Indiana Wesleyan MBA student, father of two, Grant County Sheriff’s Deputy, Marine Corps veteran
David Turkington, 34, calls himself a “lifelong learner.” After five years of active duty in the U.S. Marines, he moved from his native Oregon to Marion, Indiana. He earned his bachelor’s degree in business management from Indiana Wesleyan University and now is enrolled in IWU’s 25-month online Virtual MBA program. In the program, students earn their MBA by becoming “trainees” in a virtual-reality company that’s based on an actual business.

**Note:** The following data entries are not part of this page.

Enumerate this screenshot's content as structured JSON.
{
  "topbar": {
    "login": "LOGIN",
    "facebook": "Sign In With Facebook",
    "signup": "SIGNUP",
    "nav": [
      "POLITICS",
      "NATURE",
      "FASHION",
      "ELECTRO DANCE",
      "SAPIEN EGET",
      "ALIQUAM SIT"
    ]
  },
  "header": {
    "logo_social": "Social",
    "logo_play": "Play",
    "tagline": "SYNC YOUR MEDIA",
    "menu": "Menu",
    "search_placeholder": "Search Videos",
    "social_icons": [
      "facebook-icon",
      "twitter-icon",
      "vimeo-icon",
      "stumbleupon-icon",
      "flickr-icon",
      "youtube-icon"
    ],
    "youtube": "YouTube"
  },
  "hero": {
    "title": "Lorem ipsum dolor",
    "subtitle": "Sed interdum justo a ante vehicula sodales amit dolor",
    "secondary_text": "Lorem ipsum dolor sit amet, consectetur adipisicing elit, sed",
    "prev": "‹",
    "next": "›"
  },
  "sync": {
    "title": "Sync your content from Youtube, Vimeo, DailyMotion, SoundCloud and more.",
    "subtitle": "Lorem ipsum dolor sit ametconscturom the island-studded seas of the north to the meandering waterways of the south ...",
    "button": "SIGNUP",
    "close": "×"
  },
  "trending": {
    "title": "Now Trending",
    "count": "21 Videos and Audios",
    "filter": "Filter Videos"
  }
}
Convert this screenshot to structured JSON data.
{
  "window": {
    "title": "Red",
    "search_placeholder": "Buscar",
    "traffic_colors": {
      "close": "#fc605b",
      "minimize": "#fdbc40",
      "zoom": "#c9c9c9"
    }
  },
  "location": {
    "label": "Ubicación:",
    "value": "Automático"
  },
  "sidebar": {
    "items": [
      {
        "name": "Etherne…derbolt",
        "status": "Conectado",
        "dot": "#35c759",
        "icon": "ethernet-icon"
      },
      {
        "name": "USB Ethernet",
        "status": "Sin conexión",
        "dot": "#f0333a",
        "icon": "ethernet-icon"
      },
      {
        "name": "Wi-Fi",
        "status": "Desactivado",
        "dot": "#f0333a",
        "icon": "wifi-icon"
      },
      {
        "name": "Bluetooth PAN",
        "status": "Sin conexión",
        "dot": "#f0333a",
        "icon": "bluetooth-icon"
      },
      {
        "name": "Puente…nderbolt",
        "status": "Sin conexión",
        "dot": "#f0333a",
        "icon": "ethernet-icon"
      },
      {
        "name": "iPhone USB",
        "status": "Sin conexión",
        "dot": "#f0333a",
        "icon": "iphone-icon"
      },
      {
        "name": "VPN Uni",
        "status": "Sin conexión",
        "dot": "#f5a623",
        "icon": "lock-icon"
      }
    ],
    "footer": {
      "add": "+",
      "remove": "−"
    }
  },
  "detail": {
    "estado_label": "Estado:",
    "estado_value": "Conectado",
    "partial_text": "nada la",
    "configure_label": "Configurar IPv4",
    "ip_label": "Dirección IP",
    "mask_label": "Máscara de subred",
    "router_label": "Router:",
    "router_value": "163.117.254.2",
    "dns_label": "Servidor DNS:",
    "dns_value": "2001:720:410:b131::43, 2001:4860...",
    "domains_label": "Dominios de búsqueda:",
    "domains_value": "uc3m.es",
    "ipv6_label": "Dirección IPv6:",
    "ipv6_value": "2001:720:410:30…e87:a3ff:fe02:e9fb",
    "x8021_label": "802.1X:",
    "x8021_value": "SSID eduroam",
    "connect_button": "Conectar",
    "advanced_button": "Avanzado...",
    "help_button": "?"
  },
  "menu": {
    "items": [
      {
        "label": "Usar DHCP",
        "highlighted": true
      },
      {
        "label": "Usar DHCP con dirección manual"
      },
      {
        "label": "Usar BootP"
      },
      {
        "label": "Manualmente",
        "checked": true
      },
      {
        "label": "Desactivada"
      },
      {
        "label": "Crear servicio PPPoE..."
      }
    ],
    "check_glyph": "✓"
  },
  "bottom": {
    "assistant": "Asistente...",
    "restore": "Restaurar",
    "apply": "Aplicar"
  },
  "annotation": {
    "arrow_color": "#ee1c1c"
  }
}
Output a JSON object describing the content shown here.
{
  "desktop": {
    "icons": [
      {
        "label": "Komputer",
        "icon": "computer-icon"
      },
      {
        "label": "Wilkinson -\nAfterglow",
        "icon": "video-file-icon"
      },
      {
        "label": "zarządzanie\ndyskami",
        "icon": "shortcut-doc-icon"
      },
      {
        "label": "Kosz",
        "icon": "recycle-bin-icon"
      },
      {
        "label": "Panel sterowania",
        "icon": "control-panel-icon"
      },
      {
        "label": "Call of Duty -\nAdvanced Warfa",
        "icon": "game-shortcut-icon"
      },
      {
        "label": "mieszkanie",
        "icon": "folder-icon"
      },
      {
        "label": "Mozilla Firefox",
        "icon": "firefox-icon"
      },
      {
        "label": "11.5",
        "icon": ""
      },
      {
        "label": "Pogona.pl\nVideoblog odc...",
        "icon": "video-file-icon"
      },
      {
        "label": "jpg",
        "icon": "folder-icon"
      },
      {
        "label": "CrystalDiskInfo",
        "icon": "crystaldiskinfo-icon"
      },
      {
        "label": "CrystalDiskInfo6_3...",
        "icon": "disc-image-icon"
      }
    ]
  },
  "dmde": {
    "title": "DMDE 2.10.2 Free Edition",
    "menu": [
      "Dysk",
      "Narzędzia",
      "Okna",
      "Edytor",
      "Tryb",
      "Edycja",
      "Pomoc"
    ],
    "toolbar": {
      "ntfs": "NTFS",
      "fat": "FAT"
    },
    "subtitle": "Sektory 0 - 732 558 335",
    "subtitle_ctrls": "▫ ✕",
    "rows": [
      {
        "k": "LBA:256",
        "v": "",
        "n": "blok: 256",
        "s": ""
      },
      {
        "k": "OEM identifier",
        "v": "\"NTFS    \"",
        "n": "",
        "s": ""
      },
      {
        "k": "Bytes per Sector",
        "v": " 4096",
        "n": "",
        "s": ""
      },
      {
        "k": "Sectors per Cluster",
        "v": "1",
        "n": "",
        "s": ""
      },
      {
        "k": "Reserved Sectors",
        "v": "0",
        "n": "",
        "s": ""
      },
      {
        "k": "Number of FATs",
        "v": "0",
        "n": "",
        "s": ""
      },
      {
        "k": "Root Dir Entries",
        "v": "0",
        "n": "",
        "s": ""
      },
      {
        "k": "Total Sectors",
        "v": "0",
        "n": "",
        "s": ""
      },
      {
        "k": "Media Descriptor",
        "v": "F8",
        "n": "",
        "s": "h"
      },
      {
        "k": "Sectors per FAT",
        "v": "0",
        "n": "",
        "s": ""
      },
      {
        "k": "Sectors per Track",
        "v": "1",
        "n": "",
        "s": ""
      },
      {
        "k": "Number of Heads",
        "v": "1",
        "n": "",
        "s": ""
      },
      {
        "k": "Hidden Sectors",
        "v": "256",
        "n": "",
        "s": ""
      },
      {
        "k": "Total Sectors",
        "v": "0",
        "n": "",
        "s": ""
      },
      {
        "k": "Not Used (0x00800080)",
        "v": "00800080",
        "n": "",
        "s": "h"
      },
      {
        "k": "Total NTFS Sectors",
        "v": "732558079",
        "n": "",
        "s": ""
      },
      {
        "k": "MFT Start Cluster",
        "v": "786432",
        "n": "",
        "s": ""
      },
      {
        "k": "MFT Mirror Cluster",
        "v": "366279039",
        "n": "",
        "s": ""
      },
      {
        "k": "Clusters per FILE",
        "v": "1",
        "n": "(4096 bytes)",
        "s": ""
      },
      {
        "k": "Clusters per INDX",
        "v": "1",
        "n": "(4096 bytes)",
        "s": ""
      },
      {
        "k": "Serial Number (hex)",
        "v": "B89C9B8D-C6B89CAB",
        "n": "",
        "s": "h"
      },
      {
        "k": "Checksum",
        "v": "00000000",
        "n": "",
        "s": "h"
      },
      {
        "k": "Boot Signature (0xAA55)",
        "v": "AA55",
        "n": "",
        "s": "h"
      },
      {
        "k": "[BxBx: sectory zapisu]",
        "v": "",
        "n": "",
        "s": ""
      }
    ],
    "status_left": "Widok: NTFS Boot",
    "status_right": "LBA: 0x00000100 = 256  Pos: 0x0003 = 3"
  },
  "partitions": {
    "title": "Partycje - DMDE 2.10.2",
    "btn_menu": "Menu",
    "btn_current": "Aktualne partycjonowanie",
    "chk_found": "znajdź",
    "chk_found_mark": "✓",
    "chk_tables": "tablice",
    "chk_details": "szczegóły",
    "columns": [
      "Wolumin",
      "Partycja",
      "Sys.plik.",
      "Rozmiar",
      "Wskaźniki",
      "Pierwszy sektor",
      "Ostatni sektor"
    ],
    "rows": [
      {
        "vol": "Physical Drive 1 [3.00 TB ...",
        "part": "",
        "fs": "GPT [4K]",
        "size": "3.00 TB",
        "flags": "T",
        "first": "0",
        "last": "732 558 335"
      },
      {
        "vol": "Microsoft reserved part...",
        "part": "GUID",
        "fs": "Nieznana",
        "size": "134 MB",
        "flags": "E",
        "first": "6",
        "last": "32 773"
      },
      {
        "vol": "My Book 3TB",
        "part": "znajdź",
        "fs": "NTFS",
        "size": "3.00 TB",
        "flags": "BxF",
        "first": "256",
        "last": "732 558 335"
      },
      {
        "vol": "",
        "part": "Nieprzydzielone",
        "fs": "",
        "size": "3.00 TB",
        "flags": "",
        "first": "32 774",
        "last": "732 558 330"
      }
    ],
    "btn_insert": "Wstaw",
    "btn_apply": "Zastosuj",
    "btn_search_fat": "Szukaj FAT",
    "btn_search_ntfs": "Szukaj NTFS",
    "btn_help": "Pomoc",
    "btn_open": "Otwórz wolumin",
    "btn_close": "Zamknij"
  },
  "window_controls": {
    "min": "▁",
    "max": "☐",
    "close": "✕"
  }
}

On his higher-education path: “I started at a community college in Oregon and did two semesters there, and then I tried a small Bible school in Iowa, but couldn’t afford the tuition. I was looking at ways to earn money, so the military was suggested. I took some distance-learning courses when I was in the Marine Corps. I had a brother-in-law who attended [IWU] and I had come out to visit him, toured the campus and really liked it. I was looking at becoming a minister. I heard about their adult program and settled on that. I earned my bachelor’s degree in Aug. 2011. I started my master’s in divinity first … and then reconsidered my trajectory. I changed it to an MBA online. Then I heard about IWU’s Virtual Learning MBA program. It’s been [a] really fun [way] to learn.”
On going back to school as an adult: “I wanted to learn, first and foremost. I had some life under my belt, some experiences, good and bad, that contributed to my learning experience.
I wanted to have something that I could use right away. I was working in a business setting—sales and marketing—when I started the business management degree. It was great to be going to school with other people in business.”
On financing his education: “The G.I. Bill was so helpful. It paid my tuition, gave me a $1,000 book stipend per year, and also paid me a housing allowance of $800 a month, based on my school’s zip code. I’m still using the G.I. Bill. I haven’t taken out any student loans.”
Goals: “I’m planning on staying in law enforcement. I don’t necessarily need a graduate program for the position. I love to learn. I want to become better. I hope to learn Spanish after this.”
Turkington says three things are key when juggling studying, working and raising a family: time management, a supportive family, and keeping the end goal in mind. “My wife has been a huge supporter.” He also says having “a good support system with classmates” is important.